Slowly but surely, our society is coming out of the low-fat mindset that has predominated the field of health and nutrition for the past few decades and becoming more aware of the key role that healthy fats play in our diet.

Healthy fats are critical for managing inflammation, building healthy cell membranes, creating healthy hormones, and helping our bodies utilize the protein we eat.

However, the wrong kinds of fats do just the opposite. Unhealthy fats can contribute to runaway inflammation in the body, impair proper hormone function, and impede our cell membranes’ ability to absorb nutrients.

Oftentimes, the difference between healthy fats and unhealthy fats is simply in the way they are processed. For example, hydrogenated oils are made through the process of hydrogenation, where a vegetable oil (normally liquid at room temperature) is forcibly altered at a molecular level. This creates the hydrogenated oil that is now solid at room temperature, unrecognizable to our bodies, and damaging to our cells.

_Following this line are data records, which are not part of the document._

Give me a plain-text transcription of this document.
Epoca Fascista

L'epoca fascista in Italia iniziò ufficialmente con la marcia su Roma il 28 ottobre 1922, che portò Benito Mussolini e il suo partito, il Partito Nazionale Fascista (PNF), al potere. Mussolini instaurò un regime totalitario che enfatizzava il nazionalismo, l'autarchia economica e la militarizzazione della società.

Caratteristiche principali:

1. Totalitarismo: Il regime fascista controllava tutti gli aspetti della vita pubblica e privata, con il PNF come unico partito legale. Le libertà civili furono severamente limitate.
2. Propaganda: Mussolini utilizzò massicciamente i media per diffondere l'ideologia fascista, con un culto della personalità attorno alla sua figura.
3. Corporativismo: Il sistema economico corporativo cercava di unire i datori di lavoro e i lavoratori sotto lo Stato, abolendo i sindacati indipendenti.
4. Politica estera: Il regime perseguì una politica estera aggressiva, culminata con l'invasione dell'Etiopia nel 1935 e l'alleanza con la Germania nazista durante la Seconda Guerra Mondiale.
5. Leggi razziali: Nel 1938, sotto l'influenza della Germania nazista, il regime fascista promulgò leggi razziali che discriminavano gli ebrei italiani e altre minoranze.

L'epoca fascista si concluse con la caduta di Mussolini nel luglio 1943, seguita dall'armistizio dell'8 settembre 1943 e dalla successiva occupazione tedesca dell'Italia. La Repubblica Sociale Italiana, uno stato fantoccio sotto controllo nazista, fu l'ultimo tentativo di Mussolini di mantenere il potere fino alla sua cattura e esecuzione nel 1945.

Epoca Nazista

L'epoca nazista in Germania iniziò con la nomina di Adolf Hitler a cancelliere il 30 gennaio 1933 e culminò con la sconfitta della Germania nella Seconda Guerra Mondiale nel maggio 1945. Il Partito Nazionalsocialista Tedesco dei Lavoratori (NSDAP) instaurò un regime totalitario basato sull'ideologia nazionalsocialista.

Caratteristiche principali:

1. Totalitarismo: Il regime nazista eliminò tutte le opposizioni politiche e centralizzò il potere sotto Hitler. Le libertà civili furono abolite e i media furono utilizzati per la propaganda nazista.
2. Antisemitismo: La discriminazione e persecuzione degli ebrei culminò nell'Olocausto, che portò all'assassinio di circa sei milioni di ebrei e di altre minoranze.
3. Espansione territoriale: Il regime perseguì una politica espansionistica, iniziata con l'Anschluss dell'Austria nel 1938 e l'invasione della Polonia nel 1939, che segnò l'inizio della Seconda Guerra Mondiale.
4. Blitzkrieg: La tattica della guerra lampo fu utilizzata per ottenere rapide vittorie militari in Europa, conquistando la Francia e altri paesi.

Steer clear of all processed vegetable oils, including canola oil, soy oil, cottonseed oil, and the commonly seen supermarket vegetable oils in clear, plastic bottles. Instead, try ghee, coconut oil, duck fat, lard, and tallow for cooking at higher temperatures (such as baking, broiling, and roasting); and olive oil, avocado oil, peanut oil, and sesame oil for light sautéing. If you’re looking for additional oil options for your salads or for other uses that don’t require any heat, try raw and unprocessed flax oil, pumpkin seed oil, or walnut oil, all which should be kept in dark containers and refrigerated, as they are sensitive to heat and light.

3) Mind your minerals

Even though minerals only make up about 4% of our body, they are essential for a wide variety of processes. They play an integral role in the proper function of our hormones, in the transfer of nutrients across our cell membranes, and in critical chemical reactions throughout the body.

Additionally, when we are under stress, we use up our minerals at a faster rate which is why, in our modern, fast-paced world, it’s more important than ever that we consciously consume mineral-rich foods. These include leafy greens, nuts and seeds, apricots, figs, eggs, and organ meats such as liver.

A simple way of increasing your daily mineral intake is to add a pinch of unprocessed sea salt or pink Himalayan salt to the glass of water you’ll now be drinking when you wake up.

In conclusion, as you can hopefully see, these three small adjustments are not in fact small at all, in terms of the positive impact they can have on your body. They represent a profound and holistic shift in your health by establishing simple habits that can markedly improve your health in many ways.

Cheers to a great start to 2019 that will continue all year long!